(Photo L'Express)
Lorsque le combat se termine, des combattants algériens sont parfois faits prisonniers. Certains sont abattus sur place (l'exécution sommaire peut répondre à une volonté de vengeance de la perte d'un soldat de l'unité, blessé ou tué). D'autres sont utilisés pour porter la radio (17 kilos) avant d'être ramenés à l'unité - ou tués. Certains appelés sont directement confrontés à la torture, pratiquée dans leur unité par l'officier de renseignement, d'autres officiers, des sous-officiers ou des soldats - dont des appelés. Le scandale de la torture a éclaté au printemps 1957. Pour éviter qu'il ne resurgisse, la pratique des « interrogatoires musclés » est confiée à des unités spécialisées. Ce sont les fameux détachements opérationnels de protection, qui pratiqueront la torture de manière systématique. Les Algériens qui sont interrogés sont parfois exécutés sans autre forme de jugement. D'autres peuvent être jugés par la justice militaire. Plus de 200 Algériens ont ainsi légalement été condamnés à mort et guillotinés pendant la guerre d'Algérie (n'étant pas considérés comme des prisonniers de guerre, ils n'ont pas été fusillés). Après leur peine de détention, ceux qui étaient libérés étaient immédiatement conduits dans des camps d'internement pour une durée illimitée.

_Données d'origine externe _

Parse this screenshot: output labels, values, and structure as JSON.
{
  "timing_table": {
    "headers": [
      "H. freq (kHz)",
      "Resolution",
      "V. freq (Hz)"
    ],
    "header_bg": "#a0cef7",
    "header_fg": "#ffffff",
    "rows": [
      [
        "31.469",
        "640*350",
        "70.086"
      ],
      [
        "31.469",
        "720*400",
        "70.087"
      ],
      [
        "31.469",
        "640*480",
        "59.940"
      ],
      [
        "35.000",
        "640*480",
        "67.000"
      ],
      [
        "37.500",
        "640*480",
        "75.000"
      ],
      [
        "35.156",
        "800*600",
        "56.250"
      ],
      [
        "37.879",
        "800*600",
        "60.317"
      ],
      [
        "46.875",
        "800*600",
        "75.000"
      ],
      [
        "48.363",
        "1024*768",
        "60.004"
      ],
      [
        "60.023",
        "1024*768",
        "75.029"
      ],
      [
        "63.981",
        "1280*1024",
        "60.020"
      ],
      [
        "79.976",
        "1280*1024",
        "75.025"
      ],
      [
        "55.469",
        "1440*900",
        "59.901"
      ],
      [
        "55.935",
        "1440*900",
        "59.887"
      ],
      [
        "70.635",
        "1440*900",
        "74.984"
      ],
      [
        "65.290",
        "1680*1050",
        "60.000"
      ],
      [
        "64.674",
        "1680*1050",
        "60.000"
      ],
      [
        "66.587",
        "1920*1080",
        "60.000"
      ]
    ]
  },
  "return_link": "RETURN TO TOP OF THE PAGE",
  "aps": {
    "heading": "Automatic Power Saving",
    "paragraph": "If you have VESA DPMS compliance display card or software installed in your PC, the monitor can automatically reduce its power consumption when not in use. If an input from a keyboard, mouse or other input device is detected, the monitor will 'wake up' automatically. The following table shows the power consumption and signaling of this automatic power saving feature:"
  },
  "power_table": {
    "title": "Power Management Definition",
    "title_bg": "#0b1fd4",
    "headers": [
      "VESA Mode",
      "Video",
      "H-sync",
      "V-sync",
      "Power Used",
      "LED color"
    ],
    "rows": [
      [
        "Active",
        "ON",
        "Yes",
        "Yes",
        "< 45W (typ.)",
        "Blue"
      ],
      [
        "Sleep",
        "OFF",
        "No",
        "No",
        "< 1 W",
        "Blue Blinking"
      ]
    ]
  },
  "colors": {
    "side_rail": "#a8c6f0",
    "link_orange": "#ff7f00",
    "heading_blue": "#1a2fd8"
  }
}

Le « dossier Jean Müller »
« En rentrant à la compagnie, j'ai trouvé du changement. La note de service [sur les "mesures coercitives" à appliquer à la population, NDLR] est mise en application. Le 29, la 3e compagnie partait en corvée de bois avec 20 suspects et les abattait au col du Bécart, lieu de l'embuscade qui avait coûté 13 morts au 2 / 117 RI. Ils étaient achevés de balles dans la tête et laissés sur place sans sépulture [...]. On a alerté la gendarmerie pour constater le décès des 20 "fuyards" qui avaient été abattus. Le commandant dit en conclusion : "Voilà vos camarades du 2 / 117 RI vengés. Ce sont ces Arabes qui ont tué vos camarades. D'ailleurs, si ce ne sont pas eux, ceux-là ont payé pour les autres." Nous avons informé qui de droit de ce qui se passait, car c'est en violation des lois humaines de justice élémentaire, et combien plus, de la justice de Dieu, que le commandant fait faire tout cela.
Cela ne ressemble guère à tout ce que l'on veut faire croire en France sur cette pacification. Rien d'étonnant à ce que les réactions des gens razziés soient que tout le monde se sauve, surtout quand ils savent qu'à Tablat on torture et qu'on exécute [...]. »
> Extrait du « dossier Jean Müller ». L'affaire du col du Bécart, rapporté par Jean Müller (rappelé en Algérie en juin 1956 et mort en opération en octobre), est l'une des affaires qui a posé le plus de problèmes aux autorités judiciaires. Le témoignage posthume de l'appelé Jean Müller, âgé de 25 ans et membre des Scouts de France, est publié en 1957 par les Cahiers du Témoignage chrétien. Ses lettres révèlent aux Français l'usage de la torture. Et si une plainte pour diffamation a été déposée par le gouvernement contre Témoignage chrétien, la véracité de ses propos a conduit les autorités à abandonner les poursuites...
Des femmes maltraitées
« Cet après-midi, nous avons été arrêter une vingtaine de nomades soupçonnés d'être " fellouzes ". J'ai fouillé cinq raïmas (tentes) de ces nomades ; ainsi que les femmes ; c'était une bonne occasion de les peloter un peu (beaucoup). Fais-moi confiance, je me suis lavé les mains après. Tu vois, notre vie est assez mouvementée, mais comme cela le temps passe plus vite. La santé est bonne, et le moral toujours excellent.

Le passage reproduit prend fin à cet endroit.